Leading and Leveraging: U.S. Government report on International Foreign Assistance in TB FY 2010
The U.S. Government’s (USG) tuberculosis (TB) program is mainly implemented through USAID as the lead agency in international TB control, in close collaboration and coordination with U.S. Centers for Disease Control and Prevention (CDC), Department of State/ The Office of the Global AIDS Coordinator (OGAC), the National Institutes of Health (NIH), and Department of Defense (DoD). The U.S. Government continues to prioritize support to countries with high rates of TB and multi-drug resistant TB (MDR-TB), lagging case detection, poor program performance, and where the HIV epidemic is a driver of TB disease. This prioritization of countries led to investments in 20 “Tier 1” or focus countries, with funding levels of at least $3 million per country; and in 21 “Tier 2” countries, with smaller but strategically targeted interventions.1 Sustained and well-focused investments in fighting TB have begun to make their mark on the global TB burden. By 2010, death and prevalence rates in Tier 1 countries had decreased 29 percent and 14 percent, respectively, compared with 1990 levels. Detection of all forms of TB cases in U.S. Government TB programs reached 60 percent in 2010, and treatment success rates reached 85 percent, the global target, for the 2009 cohort of TB cases. Significant progress is being made to achieve the Global Health Initiative (GHI) targets for TB.
In 2010,2 3.8 million TB cases were detected in countries supported by the U.S. Government’s TB control program, which is a 51 percent increase since 2000. In the past year, millions of lives were saved and tens of millions of additional cases of TB were averted. Of the almost $249 million obligated by USAID for TB in 2010, 85 percent directly supported the country and regional level programming that enabled these gains. The remaining 15 percent supported global-level goods, such as surveillance, evolution of normative technical guidance, and research into shorter drug regimens.

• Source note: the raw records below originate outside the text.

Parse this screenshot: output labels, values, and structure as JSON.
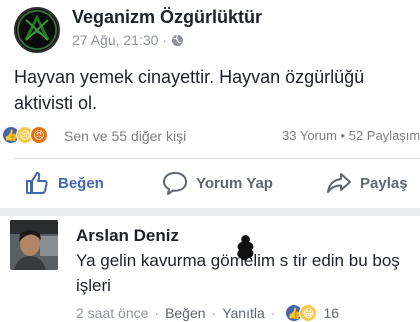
{
  "post": {
    "page_name": "Veganizm Özgürlüktür",
    "timestamp": "27 Ağu, 21:30",
    "separator": "·",
    "text": "Hayvan yemek cinayettir. Hayvan özgürlüğü aktivisti ol."
  },
  "reactions": {
    "icons": [
      "like-reaction",
      "sad-reaction",
      "angry-reaction"
    ],
    "label": "Sen ve 55 diğer kişi",
    "counts": "33 Yorum • 52 Paylaşım"
  },
  "actions": {
    "like": "Beğen",
    "comment": "Yorum Yap",
    "share": "Paylaş"
  },
  "comment": {
    "author": "Arslan Deniz",
    "text": "Ya gelin kavurma gömelim s  tir edin bu boş işleri",
    "time": "2 saat önce",
    "like": "Beğen",
    "reply": "Yanıtla",
    "sep": "·",
    "reaction_count": "16"
  },
  "colors": {
    "facebook_blue": "#4267b2",
    "meta_gray": "#90949c",
    "text": "#1d2129"
  }
}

The U.S. Government technical approach emphasizes support to innovative and quality-assured programs in TB endemic countries, progressive leadership internationally, and deliberate coordination with other stakeholders to ensure the most efficient use of funds. With its strong field presence, USAID works closely with disease endemic country governments to assess and respond to existing constraints in the health system and TB program that impede the provision of quality TB control services. With such in-depth country knowledge and presence in TB, the programs are uniquely positioned to share successful approaches between countries and to recognize common bottlenecks to implementation that may require a shift in the global policy, guided by operational research. Driven by evidence, innovative new approaches to care are promoted to make services more efficient and patient-centered, while improving quality.
Many of the flagship projects are making important contributions toward universal access to care. Two such initiatives aim to extend access to care beyond public sector health facilities, by a) engaging all care providers such as private sector practitioners, hospitals, pharmacists, prisons, social security, and health insurance organizations; and b) enabling community-based care. The contribution of these providers to case detection was notable. In Nigeria, for example, nearly 34 percent of the cases put on treatment came through private clinics and hospitals; in Cambodia, 17 percent of cases were identified through pharmacies and private providers. In Afghanistan, community health workers detected more than 30 percent of all cases detected nationally.
The U.S. Government demonstrated leadership in addressing the increased case load of MDR-TB as staff contributed to the development of new technical guidance and globally recognized policies. Country-based USAID programs launched some of the first diagnostic and treatment sites for MDR-TB in those settings. There were 19,121 persons initiated on MDR-TB treatment in 2010 in USAID supported sites—a 63 percent increase over 2009.
USAID TB resources leverage U.S. President’s emergency Plan for AIDS Relief (PEPFAR) funding led by the Office of the U.S. Global AIDS Coordinator (OGAC) at the Department of State to strengthen country efforts to coordinate TB and HIV activities, increase early detection of TB and HIV, and expand access to integrated TB and HIV treatment. These TB resources have contributed significantly to country momentum in scaling up TB/ HIV activities. HIV care to TB patients, especially HIV counseling and testing, cotrimoxazole preventive therapy, TB diagnosis, and anti-retroviral treatment in co-infected patients, has been scaled up in most USAID-supported TB/HIV high burden countries. By 2010, 58 percent of registered TB patients were tested for HIV in USAID-supported countries with TB/HIV activities compared to a global average of 26 percent.3 exercising its comparative advantage in pivotal, late-stage research that stands to influence practice in high-endemic countries in the near term, the U.S. Government continued to invest in several areas of research. New short course regimens containing two new drug compounds that may shorten the duration of treatment have continued to progress through the development process. USAID is supporting a clinical trial of a drug regimen for MDR-TB that could cut treatment time in half. Operational research has also supported the rapid and appropriate roll-out of several new diagnostic technologies that are endorsed by the World Health Organization (WHO).